7 Responses to “Healthcare Update — 06-27-2012”

  1. midwest woman says:

    Surprised?

  2. Matt says:

    Thoughts:

    “In other words, a lot of people who don’t have a means to pay for their care are going to soon be sent somewhere else.”

    Do people truly not have the means? Cannot even make payments, however small? Is the ED supposed to be free care?

    “I call bullshit on that one.”

    It would be more interesting to know if EMRs reduce the rate of medical malpractice, rather than claims. Only insurers care about claims. Physicians should care about the actual malpractice, most of which never sees a claim files.

    ” Now doctors who might otherwise provide free medical care to indigent patients in New Jersey have less of an incentive to do so.”

    Why should people who give free care be immune for the damages caused if the care is negligent?
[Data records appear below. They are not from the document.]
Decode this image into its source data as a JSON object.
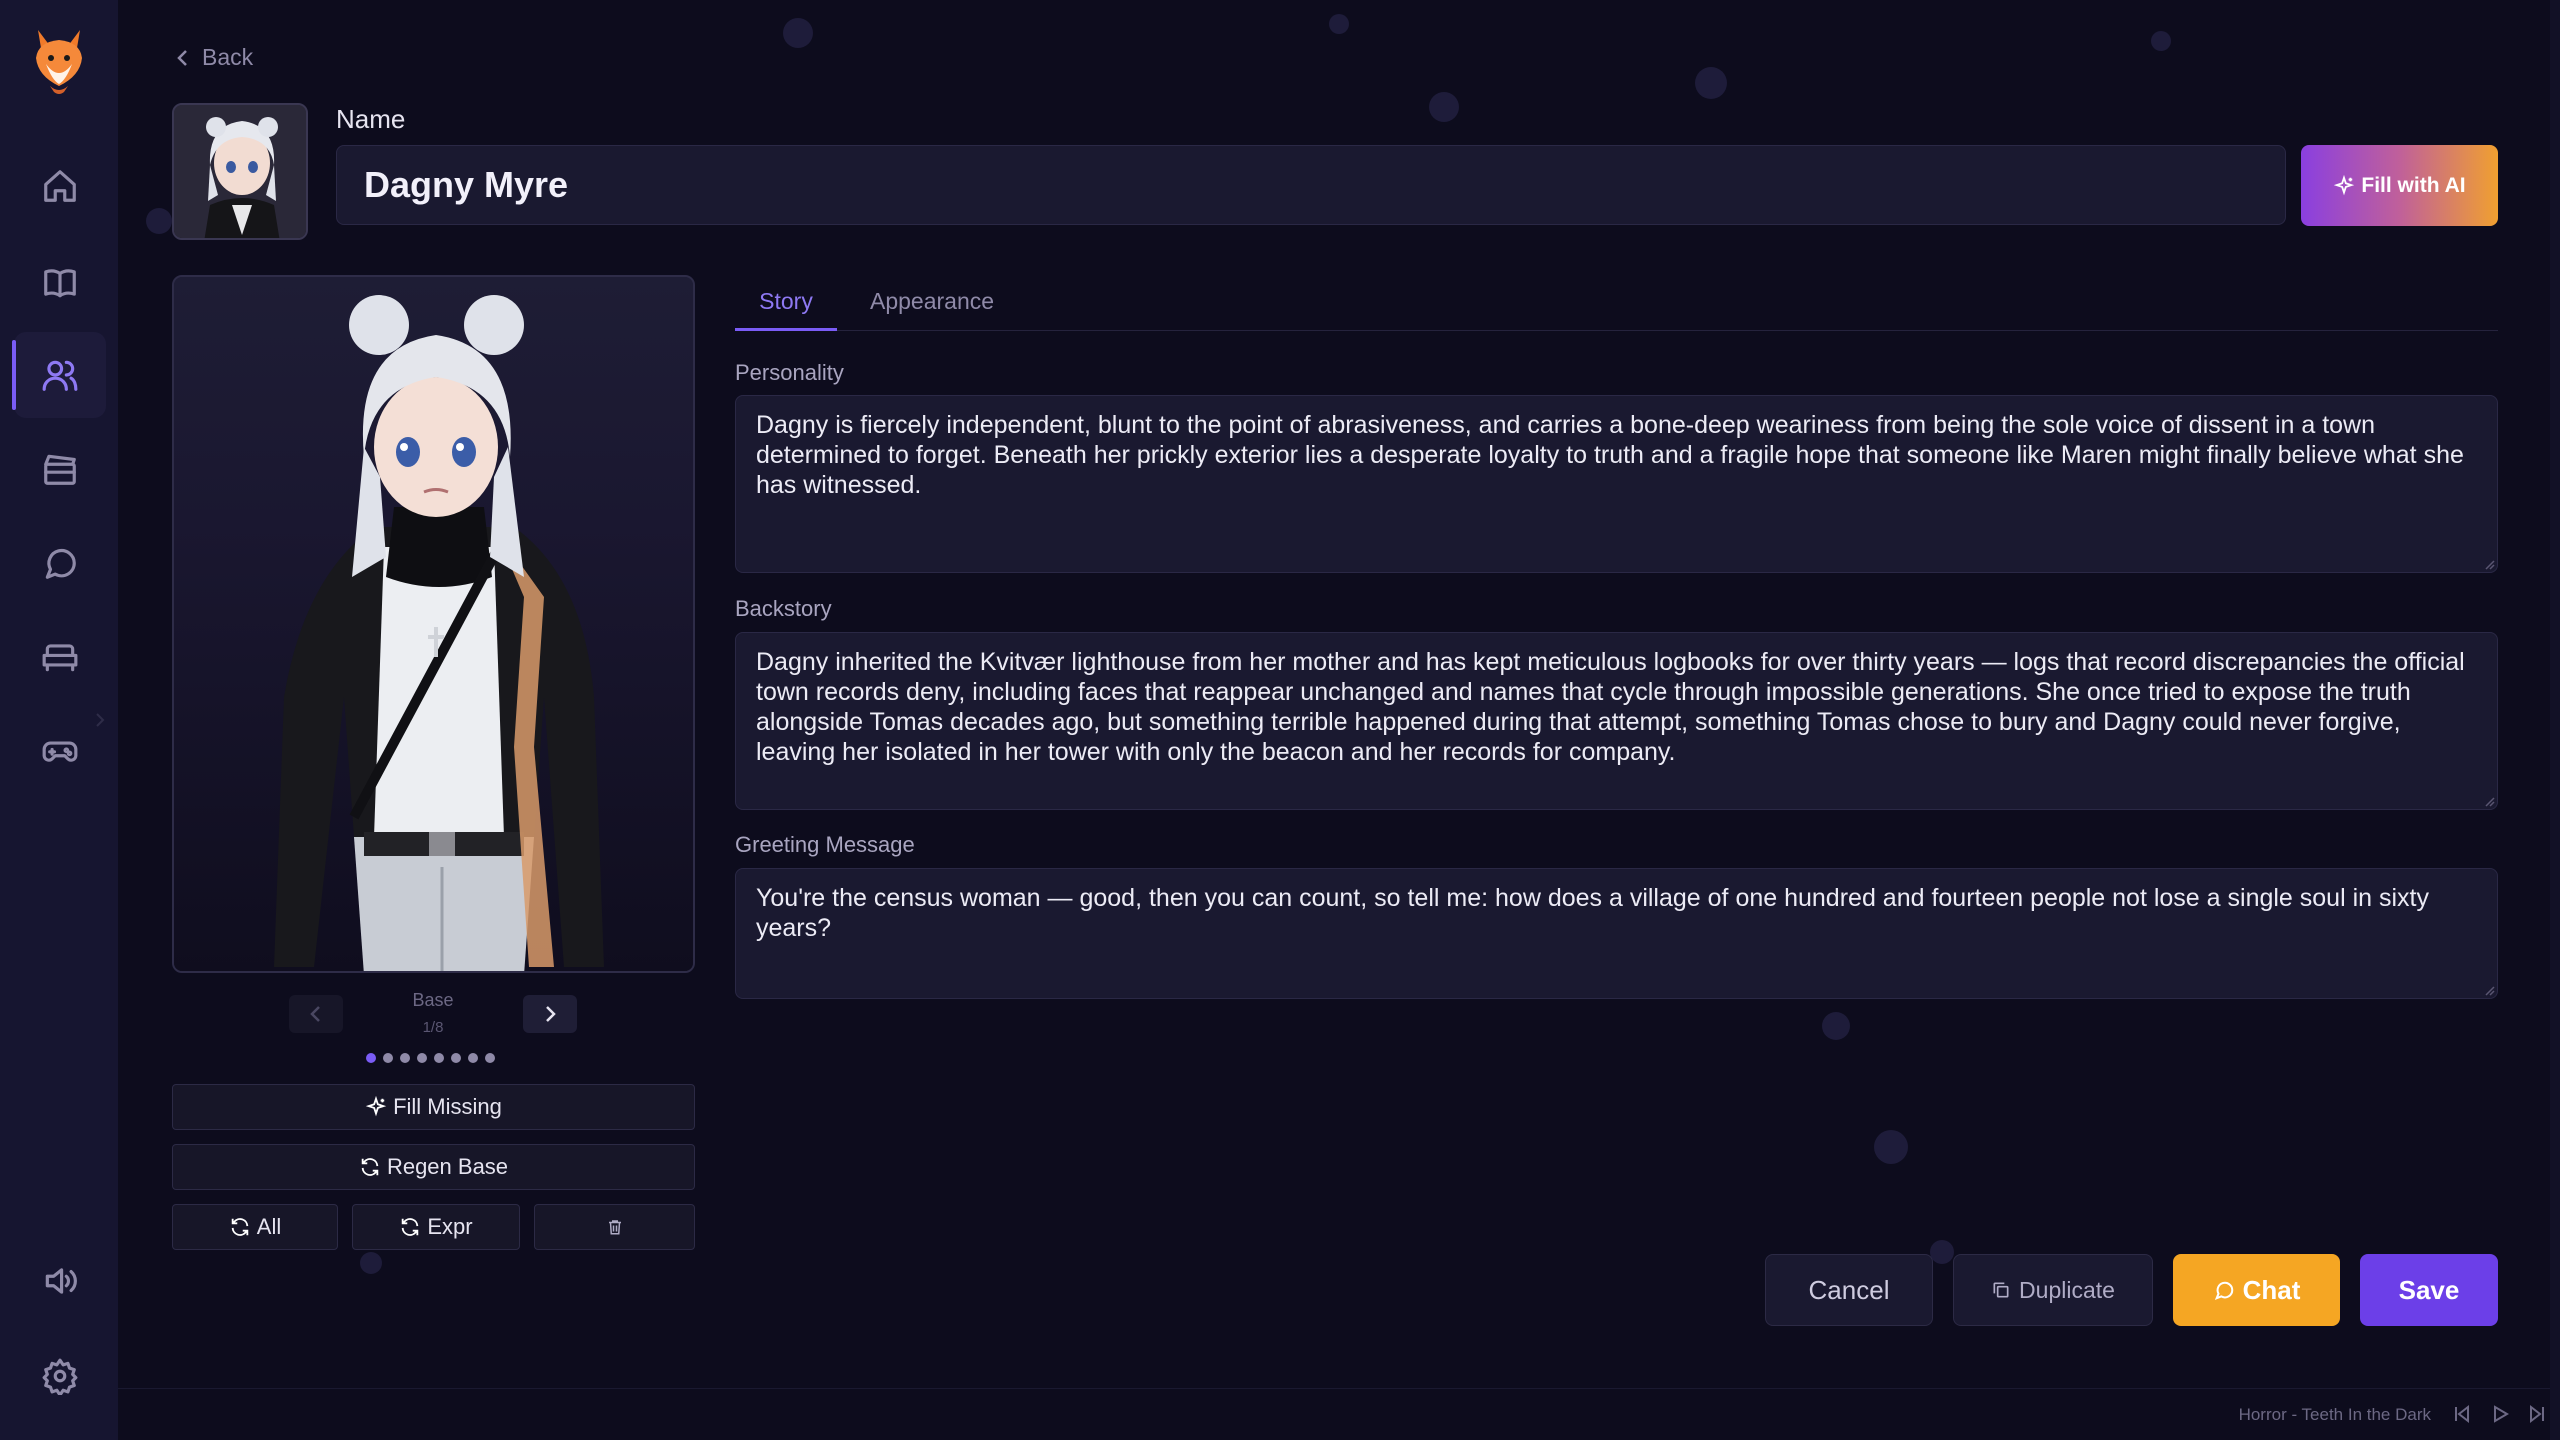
{
  "nav": {
    "back_label": "Back",
    "items": [
      {
        "name": "home",
        "icon": "home-icon"
      },
      {
        "name": "library",
        "icon": "book-icon"
      },
      {
        "name": "characters",
        "icon": "users-icon",
        "active": true
      },
      {
        "name": "scenes",
        "icon": "clapperboard-icon"
      },
      {
        "name": "chats",
        "icon": "chat-bubble-icon"
      },
      {
        "name": "rooms",
        "icon": "sofa-icon"
      },
      {
        "name": "games",
        "icon": "gamepad-icon"
      },
      {
        "name": "audio",
        "icon": "speaker-icon"
      },
      {
        "name": "settings",
        "icon": "gear-icon"
      }
    ]
  },
  "character": {
    "name_label": "Name",
    "name": "Dagny Myre",
    "fill_ai_label": "Fill with AI"
  },
  "portrait": {
    "variant_label": "Base",
    "variant_count": "1/8",
    "total_variants": 8,
    "current_index": 0
  },
  "image_actions": {
    "fill_missing": "Fill Missing",
    "regen_base": "Regen Base",
    "all": "All",
    "expr": "Expr"
  },
  "tabs": [
    {
      "label": "Story",
      "active": true
    },
    {
      "label": "Appearance",
      "active": false
    }
  ],
  "story": {
    "personality_label": "Personality",
    "personality": "Dagny is fiercely independent, blunt to the point of abrasiveness, and carries a bone-deep weariness from being the sole voice of dissent in a town determined to forget. Beneath her prickly exterior lies a desperate loyalty to truth and a fragile hope that someone like Maren might finally believe what she has witnessed.",
    "backstory_label": "Backstory",
    "backstory": "Dagny inherited the Kvitvær lighthouse from her mother and has kept meticulous logbooks for over thirty years — logs that record discrepancies the official town records deny, including faces that reappear unchanged and names that cycle through impossible generations. She once tried to expose the truth alongside Tomas decades ago, but something terrible happened during that attempt, something Tomas chose to bury and Dagny could never forgive, leaving her isolated in her tower with only the beacon and her records for company.",
    "greeting_label": "Greeting Message",
    "greeting": "You're the census woman — good, then you can count, so tell me: how does a village of one hundred and fourteen people not lose a single soul in sixty years?"
  },
  "actions": {
    "cancel": "Cancel",
    "duplicate": "Duplicate",
    "chat": "Chat",
    "save": "Save"
  },
  "player": {
    "now_playing": "Horror - Teeth In the Dark"
  },
  "colors": {
    "background": "#0d0c1d",
    "sidebar": "#161530",
    "accent_purple": "#7a5cf5",
    "chat_orange": "#f5a623",
    "save_purple": "#6c3fe8"
  }
}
    Your stats on your last blurb are not actual numbers. They’re from 2009. The methodology is odd, as it ignores downward trends in payments, actually declining from 2008 to 2009, and at times ignores previous years, but then at other times takes 5 year averages.

  3. Matt says:

    Here’s some more honest information than the enjoyably named “Patients for Fair Compensation” offers. From Medical Liability Monitor:

    http://www.prweb.com/releases/2011/10/prweb8858326.htm

    “According to data from the 2011 Medical Liability Monitor Annual Rate Survey, base-rate premiums for medical professional liability insurance (MPLI) continued their downward trend for a sixth consecutive year, while the MPLI industry had one of its best years in 2010 from a financial perspective, challenging the traditional definition of a soft market.”

    We can expect a new round of calls of a crisis though, as insurers are going to be squeezed chasing ever declining premium dollars as more physicians move to larger, self insured groups or to hospital employment where the hospital has a stronger ability to negotiate premiums than the individual physician. You heard it here first – there will be a “crisis” by 2014, and the past 5 years of extreme insurer profitability will not be mentioned.

    • RSDS says:

      “more physicians move to larger, self insured groups or to hospital employment where the hospital has a stronger ability to negotiate premiums than the individual physician. ”

      The physicians of our local clinic recently sold their practice to our local hospital, for better financial management. The two are connected by a hallway.

  4. girlvet says:

    I am shocked by supreme court decision.

    • Close says:

      The supreme court opinion is very nuanced and you need to read it carefully to understand how the individual mandate was unconstitutional under certain clauses but saved by being construed as a tax.

  5. eqvet2015 says:

    Is there any evidence that ketorolac by any route is less ulcerogenic than other non-selective NSAID’s? I thought NSAID’s primarily cause GI ulceration through absorption and systemic inhibition of COX-1, decrease of prostaglandin production, etc., not local irritation – am I wrong?